Though not lauded by many as a classic, the 1974 version of Death Wish was a landmark film that remains shocking and provocative to this day, and influenced a countless number of imitators in the wake of its success.
A 1981 sequel was a vicious satire of those imitators, and a third film in 1985 was a hilarious parody. All three movies, directed by Michael Winner and starring Charles Bronson, were torn to shreds by critics. But they wrote the book on the revenge movie, and then slammed it shut it in anarchistic style (the fourth and fifth entries in the series can be safely ignored).
And here’s a 2018 remake written by Joe Carnahan (The Grey), directed by Eli Roth (Hostel), and starring Bruce Willis, all three of whom couldn’t be better suited to a project like this, about a peace-loving liberal who becomes a gun-toting right-wing vigilante after the brutal murder of his wife. It also couldn’t come out at a better time.
Except for one thing: the creators get this story so fundamentally wrong that it simply becomes another gutless revenge drama that says nothing about the society it portrays, and serves only as an insult to a classic series of films.
For a while, however, Death Wish 2018 at least keeps up appearances. The action has been amusingly transported from New York to Chicago – the new US capital of gun violence – and Paul Kersey (Willis) is a now a surgeon instead of an architect, which provides an interesting contrast. Kersey tends to a gang member who has shot a cop in an early scene that takes place offscreen because this movie can’t afford to challenge its audience.

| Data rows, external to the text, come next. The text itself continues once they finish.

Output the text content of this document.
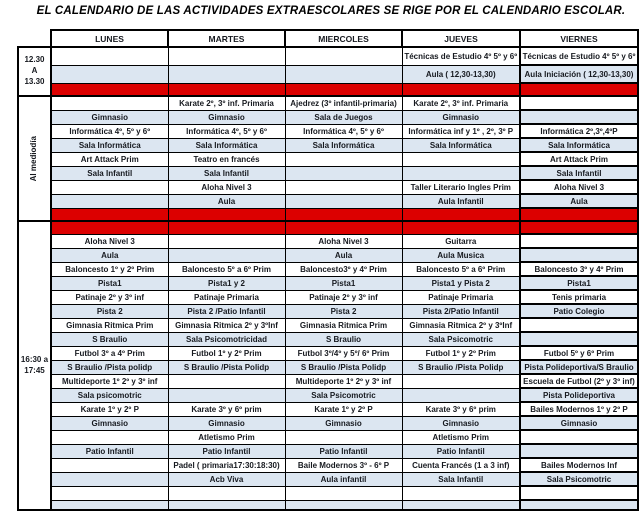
EL CALENDARIO DE LAS ACTIVIDADES EXTRAESCOLARES SE RIGE POR EL CALENDARIO ESCOLAR.
	LUNES	MARTES	MIERCOLES	JUEVES	VIERNES

12.30
A
13.30				Técnicas de Estudio 4º 5º y 6º	Técnicas de Estudio 4º 5º y 6º
				Aula ( 12,30-13,30)	Aula Iniciación ( 12,30-13,30)

Al mediodía		Karate 2º, 3º inf. Primaria	Ajedrez (3º infantil-primaria)	Karate 2º, 3º inf. Primaria	
	Gimnasio	Gimnasio	Sala de Juegos	Gimnasio	
	Informática 4º, 5º y 6º	Informática 4º, 5º y 6º	Informática 4º, 5º y 6º	Informática inf y 1º , 2º, 3º P	Informática 2º,3º,4ºP
	Sala Informática	Sala Informática	Sala Informática	Sala Informática	Sala Informática
	Art Attack Prim	Teatro en francés			Art Attack Prim
	Sala Infantil	Sala Infantil			Sala Infantil
		Aloha Nivel 3		Taller Literario Ingles Prim	Aloha Nivel 3
		Aula		Aula Infantil	Aula

16:30 a
17:45					

	Aloha Nivel 3		Aloha Nivel 3	Guitarra	
	Aula		Aula	Aula Musica	
	Baloncesto 1º y 2º Prim	Baloncesto 5º a 6º Prim	Baloncesto3º y 4º Prim	Baloncesto 5º a 6º Prim	Baloncesto 3º y 4º Prim
	Pista1	Pista1 y 2	Pista1	Pista1 y Pista 2	Pista1
	Patinaje 2º y 3º inf	Patinaje Primaria	Patinaje 2º y 3º inf	Patinaje Primaria	Tenis primaria
	Pista 2	Pista 2 /Patio Infantil	Pista 2	Pista 2/Patio Infantil	Patio Colegio
	Gimnasia Ritmica Prim	Gimnasia Ritmica 2º y 3ºInf	Gimnasia Ritmica Prim	Gimnasia Ritmica 2º y 3ºInf	
	S Braulio	Sala Psicomotricidad	S Braulio	Sala Psicomotric	
	Futbol 3º a 4º Prim	Futbol 1º y 2º Prim	Futbol 3º/4º y 5º/ 6º Prim	Futbol 1º y 2º Prim	Futbol 5º y 6º Prim
	S Braulio /Pista polidp	S Braulio /Pista Polidp	S Braulio /Pista Polidp	S Braulio /Pista Polidp	Pista Polideportiva/S Braulio
	Multideporte 1º 2º y 3º inf		Multideporte 1º 2º y 3º inf		Escuela de Futbol (2º y 3º inf)
	Sala psicomotric		Sala Psicomotric		Pista Polideportiva
	Karate 1º y 2º P	Karate 3º y 6º prim	Karate 1º y 2º P	Karate 3º y 6º prim	Bailes Modernos 1º y 2º P
	Gimnasio	Gimnasio	Gimnasio	Gimnasio	Gimnasio
		Atletismo Prim		Atletismo Prim	
	Patio Infantil	Patio Infantil	Patio Infantil	Patio Infantil	
		Padel ( primaria17:30:18:30)	Baile Modernos 3º - 6º P	Cuenta Francés (1 a 3 inf)	Bailes Modernos Inf
		Acb Viva	Aula infantil	Sala Infantil	Sala Psicomotric
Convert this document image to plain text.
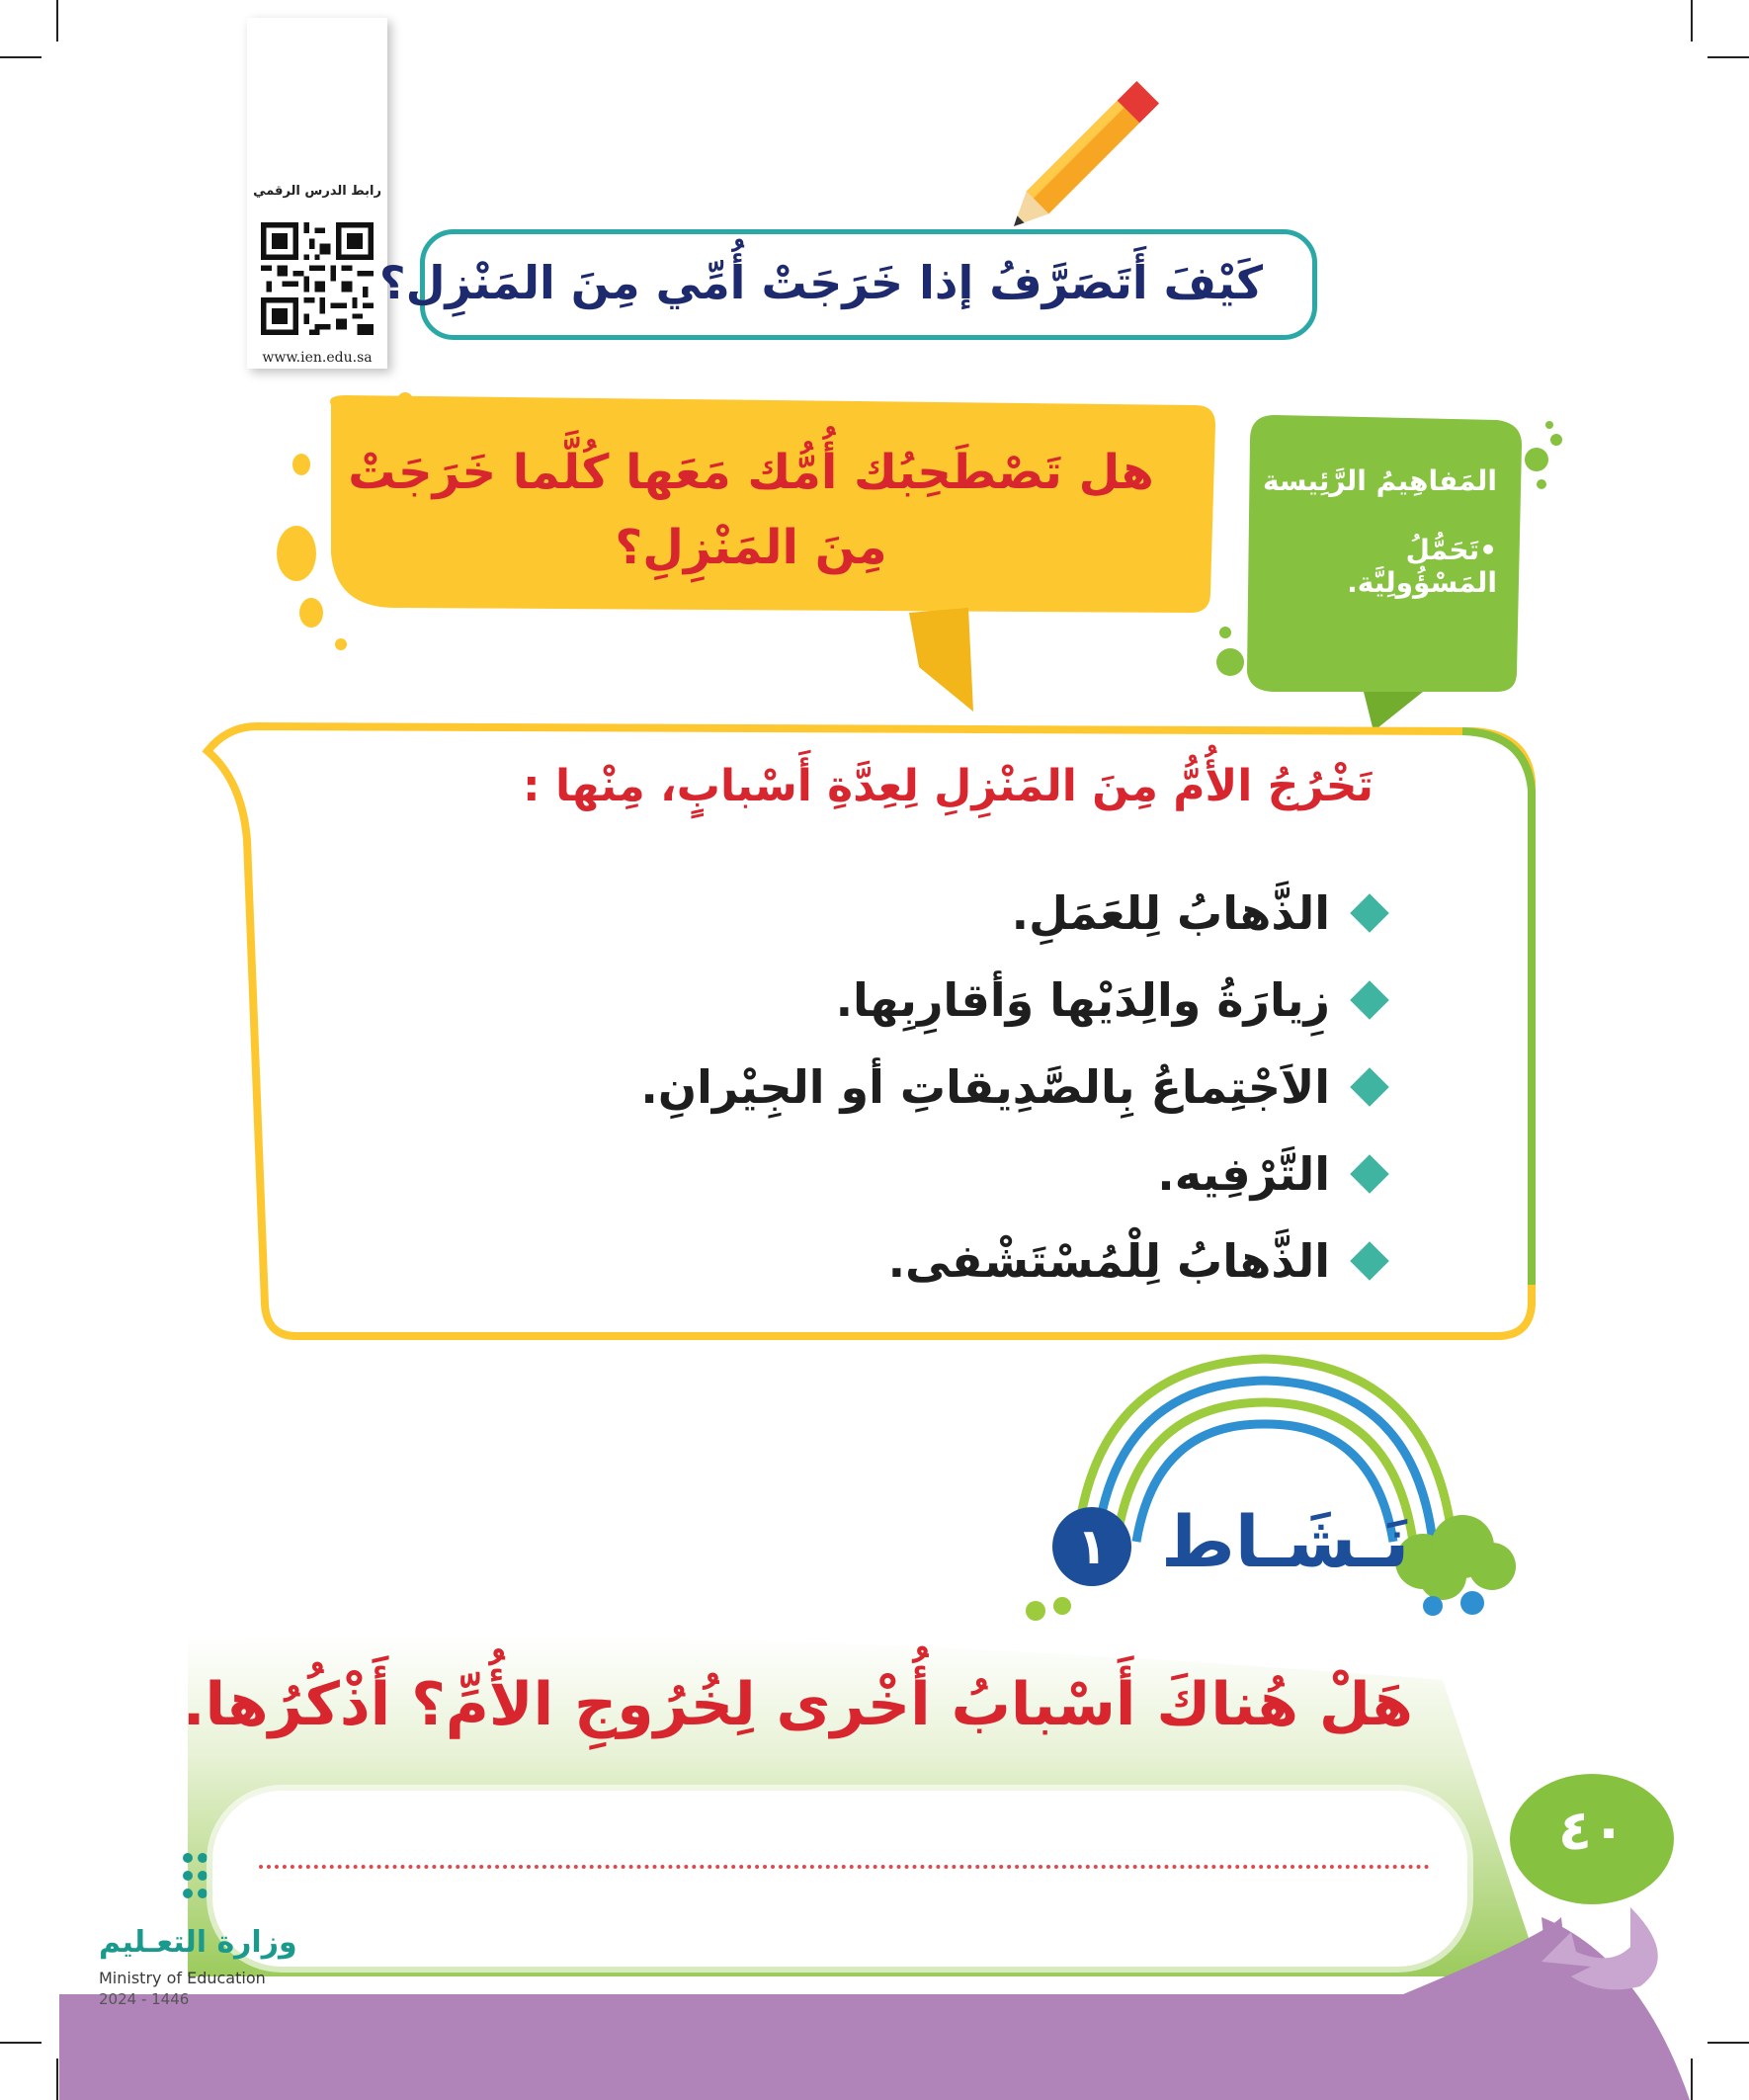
رابط الدرس الرقمي
www.ien.edu.sa
كَيْفَ أَتَصَرَّفُ إذا خَرَجَتْ أُمِّي مِنَ المَنْزِل؟
هل تَصْطَحِبُك أُمُّك مَعَها كُلَّما خَرَجَتْ
مِنَ المَنْزِلِ؟
المَفاهِيمُ الرَّئِيسة
•تَحَمُّلُ المَسْؤُولِيَّة.
تَخْرُجُ الأُمُّ مِنَ المَنْزِلِ لِعِدَّةِ أَسْبابٍ، مِنْها :
الذَّهابُ لِلعَمَلِ.
زِيارَةُ والِدَيْها وَأقارِبِها.
الاَجْتِماعُ بِالصَّدِيقاتِ أو الجِيْرانِ.
التَّرْفِيه.
الذَّهابُ لِلْمُسْتَشْفى.
نَـشَـاط
١
هَلْ هُناكَ أَسْبابُ أُخْرى لِخُرُوجِ الأُمِّ؟ أَذْكُرُها.
٤٠
وزارة التعـليم
Ministry of Education
2024 - 1446
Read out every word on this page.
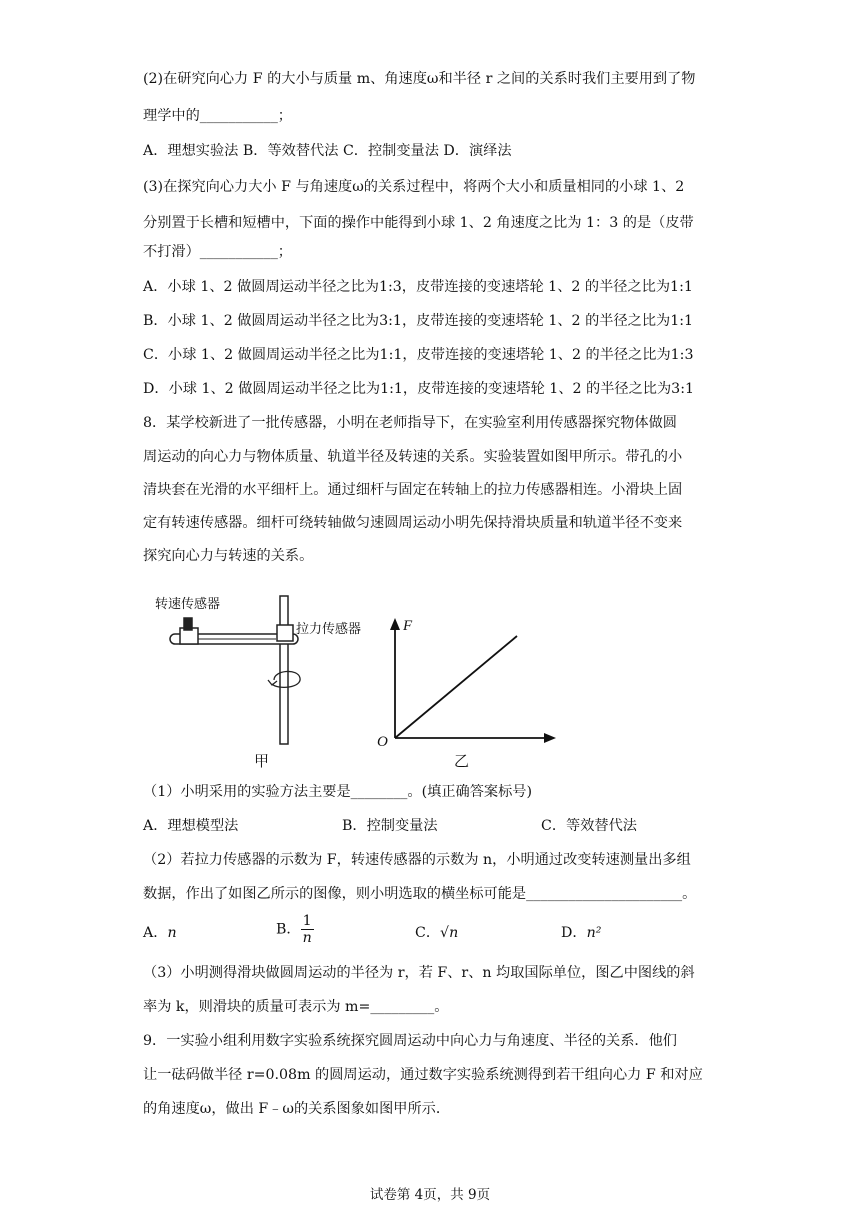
(2)在研究向心力 F 的大小与质量 m、角速度ω和半径 r 之间的关系时我们主要用到了物
理学中的___________；
A．理想实验法 B．等效替代法 C．控制变量法 D．演绎法
(3)在探究向心力大小 F 与角速度ω的关系过程中，将两个大小和质量相同的小球 1、2
分别置于长槽和短槽中，下面的操作中能得到小球 1、2 角速度之比为 1：3 的是（皮带
不打滑）___________；
A．小球 1、2 做圆周运动半径之比为1:3，皮带连接的变速塔轮 1、2 的半径之比为1:1
B．小球 1、2 做圆周运动半径之比为3:1，皮带连接的变速塔轮 1、2 的半径之比为1:1
C．小球 1、2 做圆周运动半径之比为1:1，皮带连接的变速塔轮 1、2 的半径之比为1:3
D．小球 1、2 做圆周运动半径之比为1:1，皮带连接的变速塔轮 1、2 的半径之比为3:1
8．某学校新进了一批传感器，小明在老师指导下，在实验室利用传感器探究物体做圆
周运动的向心力与物体质量、轨道半径及转速的关系。实验装置如图甲所示。带孔的小
清块套在光滑的水平细杆上。通过细杆与固定在转轴上的拉力传感器相连。小滑块上固
定有转速传感器。细杆可绕转轴做匀速圆周运动小明先保持滑块质量和轨道半径不变来
探究向心力与转速的关系。
转速传感器
拉力传感器
甲
F
O
乙
（1）小明采用的实验方法主要是________。(填正确答案标号)
A．理想模型法	B．控制变量法	C．等效替代法
（2）若拉力传感器的示数为 F，转速传感器的示数为 n，小明通过改变转速测量出多组
数据，作出了如图乙所示的图像，则小明选取的横坐标可能是______________________。
A．n	B． $\frac{1}{n}$	C．√n	D．n²
（3）小明测得滑块做圆周运动的半径为 r，若 F、r、n 均取国际单位，图乙中图线的斜
率为 k，则滑块的质量可表示为 m=_________。
9．一实验小组利用数字实验系统探究圆周运动中向心力与角速度、半径的关系．他们
让一砝码做半径 r=0.08m 的圆周运动，通过数字实验系统测得到若干组向心力 F 和对应
的角速度ω，做出 F﹣ω的关系图象如图甲所示．
试卷第 4页，共 9页
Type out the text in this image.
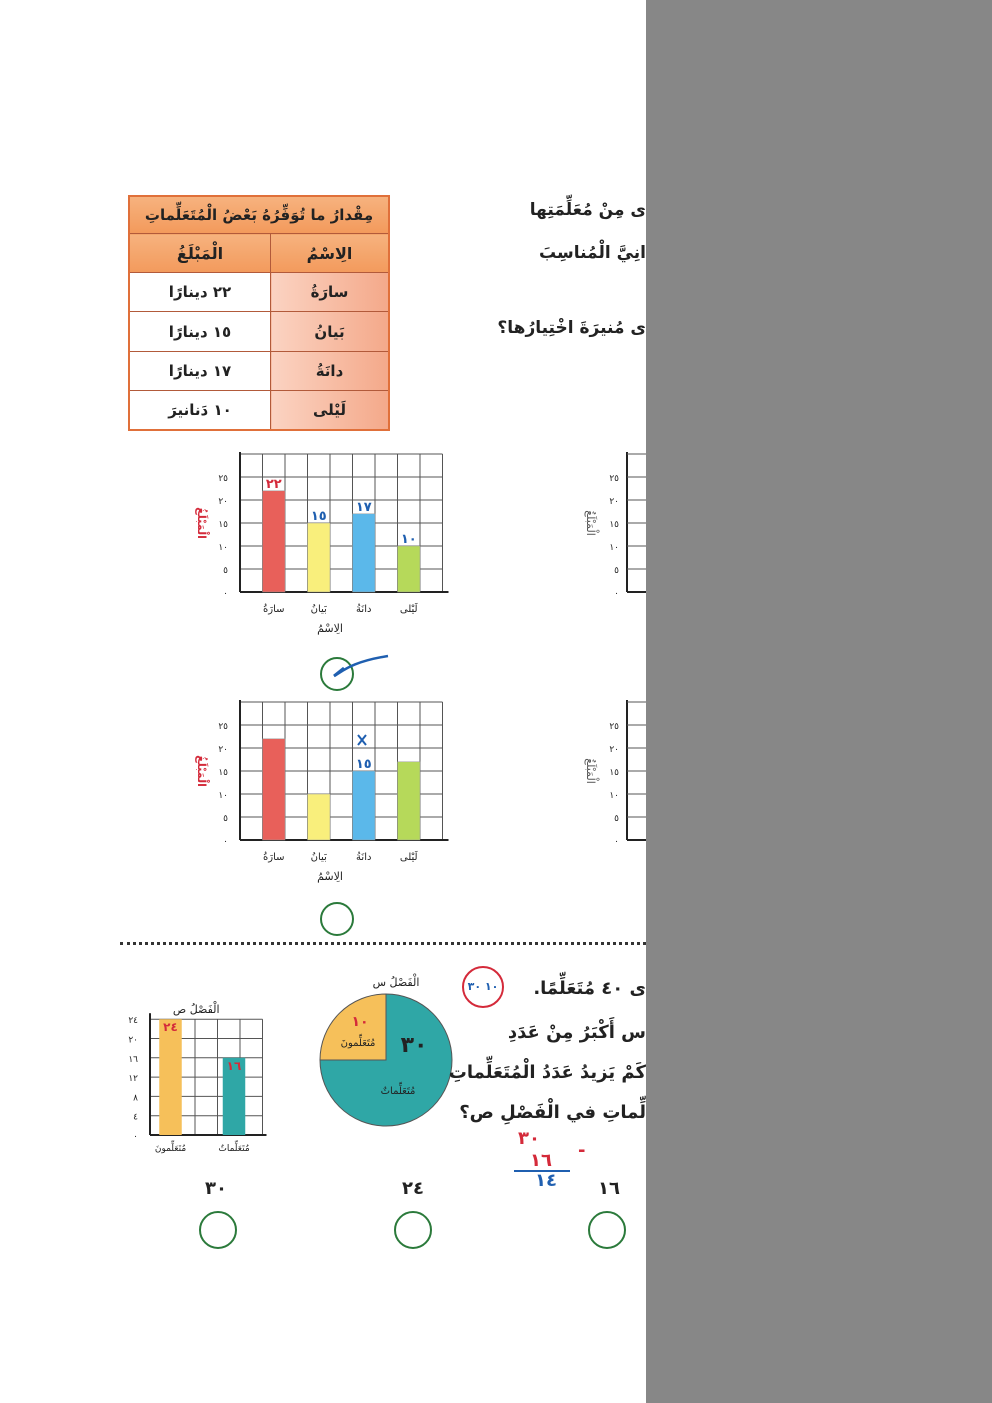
مِقْدارُ ما تُوَفِّرُهُ بَعْضُ الْمُتَعَلِّماتِ	
الِاسْمُ	الْمَبْلَغُ
سارَةُ	٢٢ دينارًا
بَيانُ	١٥ دينارًا
دانَةُ	١٧ دينارًا
لَيْلى	١٠ دَنانيرَ
ى مِنْ مُعَلِّمَتِها
انِيَّ الْمُناسِبَ
ى مُنيرَةَ اخْتِيارُها؟
٠
٥
١٠
١٥
٢٠
٢٥
الْمَبْلَغُ
سارَةُ
٢٢
بَيانُ
١٥
دانَةُ
١٧
لَيْلى
١٠
الِاسْمُ
٠
٥
١٠
١٥
٢٠
٢٥
الْمَبْلَغُ
سارَةُ	بَيانُ	دانَةُ
١٥
لَيْلى
الِاسْمُ
٠
٥
١٠
١٥
٢٠
٢٥
الْمَبْلَغُ
٠
٥
١٠
١٥
٢٠
٢٥
الْمَبْلَغُ
٠
٤
٨
١٢
١٦
٢٠
٢٤ ٢٤
مُتَعَلِّمونَ
١٦
مُتَعَلِّماتٌ
الْفَصْلُ ص
الْفَصْلُ س
مُتَعَلِّمونَ
١٠
٣٠
مُتَعَلِّماتٌ
ى ٤٠ مُتَعَلِّمًا.
س أَكْبَرُ مِنْ عَدَدِ
كَمْ يَزيدُ عَدَدُ الْمُتَعَلِّماتِ
لِّماتِ في الْفَصْلِ ص؟
١٠ ٣٠
٣٠
-
١٦
١٤
٣٠	٢٤	١٦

Similarly, the murder of Kersey’s wife (Elisabeth Shue) and attempted murder of his daughter (Camila Morrone) also happen offscreen (compare that to the original, in one of the most unsettling attack scenes to feature in a major Hollywood film). The daughter is neither raped nor subjected to further trauma (she cannot even recall the attack) but instead slips into a coma for reasons of plot convenience.
This allows Kersey to dawn a hoodie and go full vigilante in all of two scenes, shooting up carjackers and drug dealers and inspiring real-life morning radio DJs like Mancow (who might have the most dialogue of anyone in this movie) to inanely ponder whether vigilante justice is good or bad so the audience doesn’t have to.
We’re halfway through this Death Wish, and it’s a dumb but serviceable update. Especially dumb because of scenes like this: the movie needs to get an untraceable gun in Kersey’s hands, but instead of a lengthy subplot like in the original, here a gangbanger conveniently drops a glock on the floor while bleeding out on Kersey’s operating table. Uh-huh.
And then, the filmmakers lose the plot.
The original Death Wish, the classic revenge movie that influenced all others, is in fact not a revenge movie. Despite all the vigilantism, Paul Kersey never finds or even looks for those responsible for the destruction of his family. He’s a broken man lashing out at a society that has failed him, and revenge would only justify his vigilante actions.
But Carnahan and Roth, displaying no understanding of this fundamental story, see fit to fix what ain’t wrong. And not only that: they use the same exact unbelievable contrivance they used earlier to give Kersey the gun.
Because guess who’s next up on Kersey’s operating table? Yes, it’s the gangbanger responsible for the destruction of Kersey’s family, still wearing his stolen watch.
And the rest of the film becomes a slick, brainless revenge movie like all the others. For most this will be acceptable disposable entertainment, and it’s not exactly poorly made. But for fans of the original, or anyone looking for some fleeting thought in their violent revenge drama, this is the absolute pits.
Author Brian Garfield, who wrote the original novel Death Wish was based on, was reportedly so unhappy with the original film that he was inspired to write a sequel (Death Sentence, which was ‘adapted’ into a totally unrelated movie starring Kevin Bacon years later).
I’d love to hear what he thinks of this new movie, which plasters his name across the end credits as if it were a more accurate version of novel rather than just another vapid remake of the earlier film (hint: it isn’t).